Ayu ; 32(4): 512-7, 2011 Oct.
Article in English | MEDLINE | ID: mdl-22661846

ABSTRACT

The disease Amlapitta has been selected for the clinical trials because it presents two type of manifestations depending upon the involvement of Agni (Ushnagunadhikya) and Jala (Dravagunadhikya) Mahabhuta. The present research work was focused at Drava Guna, with an aim to assess the efficacy of a drug with quality of Ruksha and Ushna predominance like Bhringaraja in treating Amlapitta with Pitta Drava Guna Vriddhi. Randomized open clinical trials were conducted on 22 patients of Amlapitta who were screened on the basis of clinical findings and allocated in to two groups. The criteria for selection were the signs and symptoms of Dravagunadhikya Amlapitta, irrespective of sex, religion, etc. Group A consisting of 15 cases received the trial drug Bhringaraja tablet (4 Tab. two times, 1 tablet=500 mg) and 7 cases in Group B received rice powder tablet as a placebo (4 Tab. two times, 1 tablet=500 mg) for 4 weeks. Special scoring pattern was adopted for the assessment of Amlapitta. Routine pathological tests such as blood, urine, stool, etc. were also carried out. In Group A, 55.33% patients showed marked improvement, whereas moderate improvement was observed in 26.67% patients.

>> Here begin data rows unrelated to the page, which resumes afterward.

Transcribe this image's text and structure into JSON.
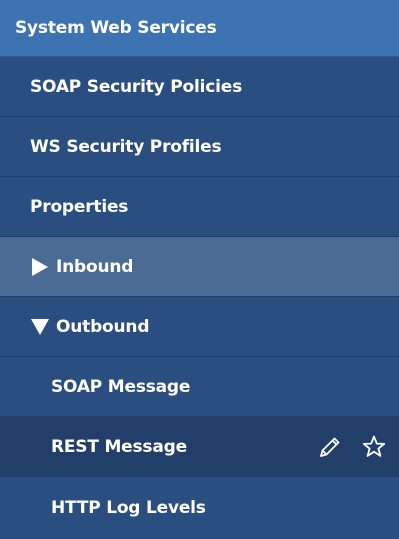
{
  "colors": {
    "header_bg": "#3e73b2",
    "menu_bg": "#294e7f",
    "hover_bg": "#4a6b94",
    "selected_bg": "#223f69",
    "text": "#ffffff"
  },
  "header": {
    "title": "System Web Services"
  },
  "menu": {
    "items": [
      {
        "label": "SOAP Security Policies"
      },
      {
        "label": "WS Security Profiles"
      },
      {
        "label": "Properties"
      },
      {
        "label": "Inbound",
        "expand_icon": "triangle-right-icon"
      },
      {
        "label": "Outbound",
        "expand_icon": "triangle-down-icon"
      },
      {
        "label": "SOAP Message"
      },
      {
        "label": "REST Message",
        "actions": [
          "pencil-icon",
          "star-icon"
        ]
      },
      {
        "label": "HTTP Log Levels"
      }
    ]
  }
}
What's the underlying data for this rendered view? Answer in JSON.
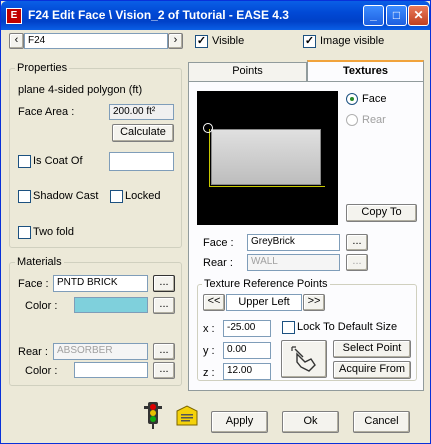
{
  "window": {
    "title": "F24 Edit Face \\ Vision_2 of Tutorial - EASE 4.3"
  },
  "titlebar": {
    "minimize": "_",
    "maximize": "□",
    "close": "✕"
  },
  "top": {
    "prev": "‹",
    "next": "›",
    "face_id": "F24",
    "visible_label": "Visible",
    "image_visible_label": "Image visible",
    "visible_checked": "✓",
    "image_visible_checked": "✓"
  },
  "properties": {
    "title": "Properties",
    "description": "plane  4-sided polygon  (ft)",
    "face_area_label": "Face Area :",
    "face_area_value": "200.00 ft²",
    "calculate_label": "Calculate",
    "is_coat_of_label": "Is Coat Of",
    "is_coat_of_value": "",
    "shadow_cast_label": "Shadow Cast",
    "locked_label": "Locked",
    "two_fold_label": "Two fold"
  },
  "materials": {
    "title": "Materials",
    "face_label": "Face :",
    "face_value": "PNTD BRICK",
    "face_color_label": "Color :",
    "face_color": "#7fd0dc",
    "rear_label": "Rear :",
    "rear_value": "ABSORBER",
    "rear_color_label": "Color :",
    "browse": "..."
  },
  "tabs": {
    "points": "Points",
    "textures": "Textures"
  },
  "textures": {
    "face_radio": "Face",
    "rear_radio": "Rear",
    "copy_to": "Copy To",
    "face_label": "Face :",
    "face_value": "GreyBrick",
    "rear_label": "Rear :",
    "rear_value": "WALL",
    "browse": "..."
  },
  "texture_ref": {
    "title": "Texture Reference Points",
    "prev": "<<",
    "next": ">>",
    "position": "Upper Left",
    "x_label": "x :",
    "x_value": "-25.00",
    "y_label": "y :",
    "y_value": "0.00",
    "z_label": "z :",
    "z_value": "12.00",
    "lock_label": "Lock To Default Size",
    "select_point": "Select Point",
    "acquire_from": "Acquire From"
  },
  "footer": {
    "apply": "Apply",
    "ok": "Ok",
    "cancel": "Cancel"
  }
}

Complete cure was found in 06.67% of the patients and mild improvement in the chief complaints was observed in 13.33% patients. All the selected symptoms showed statistically significant results (P<0.01) except the Vidbheda in treated Group A, while in Group B, all symptoms showed statistically insignificant results except the Utklesha and Amlodgara. Total effect of the therapy showed statistically significant effect of the test drug. These results support the hypothesis.